Lacking responses to endurance training (ET) have been observed for several variables. However, detailed analyses of individuals' responses are scarce. To learn more about the variability of ET adaptations, patterns of response were analyzed for each subject in a 1-year ET study. Eighteen participants [42±5 years, body mass index: 24±3 kg/m2, maximal oxygen uptake (VO2max): 38±5 mL/min/kg] completed a 1-year jogging/walking program on 3 days/week, 45 min/session at 60% heart rate (HR) reserve. VO2max, resting HR (rHR), exercise HR (eHR) and individual anaerobic threshold (IAT) were determined by treadmill and cycling ergometry respectively. Intraindividual coefficients of variation were extracted from the literature to distinguish random changes from training responses. Eight participants showed improvements in all variables. In 10 participants, one or two variables did not improve (VO2max, rHR, eHR and IAT remained unchanged in four, four, three and one cases, respectively). At least one variable improved in each subject. Data indicate that ET adaptations might be detected in each individual using multiple variables of different adaptation levels and intensity domains. Nonresponse seems to occur frequently and might affect all variables. Further studies should investigate whether nonresponders improve with altered training. Furthermore, associations between patterns of nonresponse and health benefits from ET are worth considering.

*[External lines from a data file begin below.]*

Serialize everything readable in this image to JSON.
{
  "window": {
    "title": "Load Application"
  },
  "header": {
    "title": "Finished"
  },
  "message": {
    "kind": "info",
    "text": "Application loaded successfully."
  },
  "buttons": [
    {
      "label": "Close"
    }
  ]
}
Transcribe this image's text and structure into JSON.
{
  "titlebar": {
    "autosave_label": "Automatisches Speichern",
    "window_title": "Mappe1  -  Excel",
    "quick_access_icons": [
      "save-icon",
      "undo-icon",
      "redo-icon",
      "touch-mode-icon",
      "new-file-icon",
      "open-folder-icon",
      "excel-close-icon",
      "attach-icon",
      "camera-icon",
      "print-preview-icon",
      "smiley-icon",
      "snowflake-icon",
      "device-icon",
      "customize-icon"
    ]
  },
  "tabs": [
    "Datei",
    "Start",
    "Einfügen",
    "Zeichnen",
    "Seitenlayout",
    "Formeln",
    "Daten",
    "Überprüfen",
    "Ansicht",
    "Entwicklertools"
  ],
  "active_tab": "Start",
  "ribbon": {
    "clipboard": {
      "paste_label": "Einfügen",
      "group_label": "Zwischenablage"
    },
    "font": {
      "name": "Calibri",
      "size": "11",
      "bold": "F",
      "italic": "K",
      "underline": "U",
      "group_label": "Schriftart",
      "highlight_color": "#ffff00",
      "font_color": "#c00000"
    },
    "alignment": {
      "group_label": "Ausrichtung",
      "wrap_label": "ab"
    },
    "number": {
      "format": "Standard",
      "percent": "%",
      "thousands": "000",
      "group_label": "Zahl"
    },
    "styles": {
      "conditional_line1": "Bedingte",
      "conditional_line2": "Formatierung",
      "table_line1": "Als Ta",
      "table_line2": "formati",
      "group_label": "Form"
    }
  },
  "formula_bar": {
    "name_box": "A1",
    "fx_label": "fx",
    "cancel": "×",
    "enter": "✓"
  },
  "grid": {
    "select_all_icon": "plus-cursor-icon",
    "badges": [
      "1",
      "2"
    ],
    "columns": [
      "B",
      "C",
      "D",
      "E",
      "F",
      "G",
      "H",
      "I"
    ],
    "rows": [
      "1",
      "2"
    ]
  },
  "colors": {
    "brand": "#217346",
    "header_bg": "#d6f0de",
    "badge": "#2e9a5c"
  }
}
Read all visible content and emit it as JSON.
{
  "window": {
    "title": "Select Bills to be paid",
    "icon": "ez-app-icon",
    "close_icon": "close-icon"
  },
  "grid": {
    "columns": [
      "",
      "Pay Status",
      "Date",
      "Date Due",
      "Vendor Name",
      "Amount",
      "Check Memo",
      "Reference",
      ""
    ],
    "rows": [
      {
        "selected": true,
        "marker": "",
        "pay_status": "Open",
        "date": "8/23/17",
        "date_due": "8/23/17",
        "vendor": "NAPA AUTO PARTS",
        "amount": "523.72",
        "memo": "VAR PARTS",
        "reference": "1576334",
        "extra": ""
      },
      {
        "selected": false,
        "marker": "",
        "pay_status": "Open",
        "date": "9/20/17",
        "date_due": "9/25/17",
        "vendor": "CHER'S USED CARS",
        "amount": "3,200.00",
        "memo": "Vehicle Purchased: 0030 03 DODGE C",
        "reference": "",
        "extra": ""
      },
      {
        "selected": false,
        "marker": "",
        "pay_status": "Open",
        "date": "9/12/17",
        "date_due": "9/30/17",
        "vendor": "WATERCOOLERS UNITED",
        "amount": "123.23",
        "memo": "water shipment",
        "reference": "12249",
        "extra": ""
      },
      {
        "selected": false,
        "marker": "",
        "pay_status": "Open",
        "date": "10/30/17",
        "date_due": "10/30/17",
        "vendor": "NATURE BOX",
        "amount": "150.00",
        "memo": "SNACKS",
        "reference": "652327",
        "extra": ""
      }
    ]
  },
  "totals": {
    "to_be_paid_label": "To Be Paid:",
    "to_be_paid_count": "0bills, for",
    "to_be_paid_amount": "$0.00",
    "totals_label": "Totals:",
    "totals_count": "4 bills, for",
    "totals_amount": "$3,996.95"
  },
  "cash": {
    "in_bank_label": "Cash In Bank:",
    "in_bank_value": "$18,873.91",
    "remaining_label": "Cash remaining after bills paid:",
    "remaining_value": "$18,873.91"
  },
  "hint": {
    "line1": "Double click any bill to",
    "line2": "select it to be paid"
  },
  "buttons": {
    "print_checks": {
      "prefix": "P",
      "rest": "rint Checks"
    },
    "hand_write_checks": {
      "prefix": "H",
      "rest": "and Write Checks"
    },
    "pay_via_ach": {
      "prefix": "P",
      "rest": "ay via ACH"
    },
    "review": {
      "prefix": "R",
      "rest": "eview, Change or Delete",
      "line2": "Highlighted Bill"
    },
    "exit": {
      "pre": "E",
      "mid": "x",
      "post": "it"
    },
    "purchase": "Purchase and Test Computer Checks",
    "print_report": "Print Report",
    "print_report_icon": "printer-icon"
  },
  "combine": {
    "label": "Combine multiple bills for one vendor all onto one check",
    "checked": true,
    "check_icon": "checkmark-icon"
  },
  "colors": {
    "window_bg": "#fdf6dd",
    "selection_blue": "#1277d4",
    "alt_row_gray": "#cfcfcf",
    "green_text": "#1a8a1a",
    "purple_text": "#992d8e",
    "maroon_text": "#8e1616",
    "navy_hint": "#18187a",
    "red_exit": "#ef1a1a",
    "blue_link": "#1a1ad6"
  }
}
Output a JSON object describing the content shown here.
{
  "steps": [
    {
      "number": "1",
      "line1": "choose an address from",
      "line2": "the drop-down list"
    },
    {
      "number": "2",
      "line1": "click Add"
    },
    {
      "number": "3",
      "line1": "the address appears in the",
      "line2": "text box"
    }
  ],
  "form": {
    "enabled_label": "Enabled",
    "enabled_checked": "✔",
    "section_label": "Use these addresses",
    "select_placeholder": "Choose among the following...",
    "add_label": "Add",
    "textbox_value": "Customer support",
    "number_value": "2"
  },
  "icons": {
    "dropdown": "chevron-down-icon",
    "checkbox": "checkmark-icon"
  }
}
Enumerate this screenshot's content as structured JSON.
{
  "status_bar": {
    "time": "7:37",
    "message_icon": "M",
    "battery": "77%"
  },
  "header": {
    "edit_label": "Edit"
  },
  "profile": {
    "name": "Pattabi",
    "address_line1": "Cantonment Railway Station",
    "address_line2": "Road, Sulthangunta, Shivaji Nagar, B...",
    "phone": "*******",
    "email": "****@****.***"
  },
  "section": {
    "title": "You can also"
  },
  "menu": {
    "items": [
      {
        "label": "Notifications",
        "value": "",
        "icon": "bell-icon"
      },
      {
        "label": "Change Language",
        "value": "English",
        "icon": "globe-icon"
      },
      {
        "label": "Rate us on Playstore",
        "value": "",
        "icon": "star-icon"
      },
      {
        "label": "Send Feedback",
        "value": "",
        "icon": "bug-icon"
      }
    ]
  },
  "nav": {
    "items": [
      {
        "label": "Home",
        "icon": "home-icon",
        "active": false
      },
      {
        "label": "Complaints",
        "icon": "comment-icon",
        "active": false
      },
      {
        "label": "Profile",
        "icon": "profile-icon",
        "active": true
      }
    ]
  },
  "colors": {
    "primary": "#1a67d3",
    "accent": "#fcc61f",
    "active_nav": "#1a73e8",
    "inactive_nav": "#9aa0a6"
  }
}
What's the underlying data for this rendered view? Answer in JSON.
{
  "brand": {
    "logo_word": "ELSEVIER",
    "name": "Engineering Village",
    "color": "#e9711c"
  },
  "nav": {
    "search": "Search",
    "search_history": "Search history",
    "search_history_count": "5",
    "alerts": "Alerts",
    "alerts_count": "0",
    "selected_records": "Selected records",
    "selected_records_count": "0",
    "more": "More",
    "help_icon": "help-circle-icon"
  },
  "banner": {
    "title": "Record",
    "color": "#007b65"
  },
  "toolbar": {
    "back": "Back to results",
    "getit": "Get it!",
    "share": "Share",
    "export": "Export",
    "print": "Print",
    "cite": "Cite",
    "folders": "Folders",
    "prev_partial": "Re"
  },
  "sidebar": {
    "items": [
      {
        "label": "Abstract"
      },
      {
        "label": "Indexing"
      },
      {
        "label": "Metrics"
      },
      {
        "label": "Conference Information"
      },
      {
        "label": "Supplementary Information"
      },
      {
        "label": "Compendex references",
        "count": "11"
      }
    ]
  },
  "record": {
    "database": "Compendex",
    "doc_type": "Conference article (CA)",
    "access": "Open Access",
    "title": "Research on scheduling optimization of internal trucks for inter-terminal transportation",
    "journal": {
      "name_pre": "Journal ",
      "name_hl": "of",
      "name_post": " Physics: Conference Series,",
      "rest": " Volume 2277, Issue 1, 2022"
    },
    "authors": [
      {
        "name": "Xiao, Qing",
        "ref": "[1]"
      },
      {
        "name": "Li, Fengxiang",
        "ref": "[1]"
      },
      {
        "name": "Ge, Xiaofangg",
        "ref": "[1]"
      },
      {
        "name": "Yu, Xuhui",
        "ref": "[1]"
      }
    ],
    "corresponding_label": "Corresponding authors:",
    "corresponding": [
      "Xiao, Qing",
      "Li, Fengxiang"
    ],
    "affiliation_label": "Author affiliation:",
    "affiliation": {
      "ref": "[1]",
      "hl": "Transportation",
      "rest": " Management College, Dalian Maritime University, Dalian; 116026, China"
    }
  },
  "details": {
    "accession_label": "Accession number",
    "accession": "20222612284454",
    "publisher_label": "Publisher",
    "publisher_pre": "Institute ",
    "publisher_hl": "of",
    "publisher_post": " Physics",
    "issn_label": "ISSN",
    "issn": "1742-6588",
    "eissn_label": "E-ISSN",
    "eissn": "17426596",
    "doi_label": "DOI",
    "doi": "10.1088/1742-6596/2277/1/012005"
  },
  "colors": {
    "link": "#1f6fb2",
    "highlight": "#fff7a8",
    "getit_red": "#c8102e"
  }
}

Epidemiological studies indicate that a high endurance capacity is associated with a low risk of cardiovascular disease (Sandvik et al., 1993; Myers et al., 2002) and risk reduction might even be more strongly associated with fitness improvements than with physical activity alone (Williams, 2001; Myers et al., 2004; Sassen et al., 2009). Training-induced changes in endurance capacity vary considerably between individuals (Bouchard & Rankinen, 2001). Several previous studies have shown that a proportion of subjects demonstrated little or no improvements in maximal oxygen uptake (VO2max), maximal work rate, submaximal exercise heart rate (eHR), submaximal respiratory exchange ratio or insulin sensitivity despite regular endurance training (ET) (Prud'homme et al., 1984; Kohrt et al., 1991; Bouchard et al., 1999; Skinner et al., 2001; Boulé et al., 2005; Hautala et al., 2006; Vollaard et al., 2009).

Nevertheless, systematic individual analyses of lacking training responses are scarce. Bouchard and Rankinen (2001) demonstrated in the HERITAGE Family Study that after 20 weeks of ET, nonresponders existed for different variables. However, it remained unclear whether these nonresponders were identical subjects for all variables. Vollaard et al. (2009) recently analyzed the magnitude of individual changes in eight variables after 6 weeks of ET. VO2max low responders were not consistently low responders for other variables, but again, it was not apparent how many variables remained unchanged in each individual. To gain greater knowledge of the interindividual variability of training responses, it seems important to analyze individual patterns of nonresponse in more detail.

In some previous studies, a fixed proportion of subjects with the lowest training response were considered low responders, irrespective of the magnitude of their adaptations (Timmons et al., 2005; Vollaard et al., 2009). Other authors used the term nonresponder without defining it (Bouchard et al., 1999; Skinner et al., 2001). As small endurance changes within the day-to-day variability of a variable cannot be considered a worthwhile training-induced change, nonresponders should be defined as individuals who improve by not more than the biological variability of the respective variable.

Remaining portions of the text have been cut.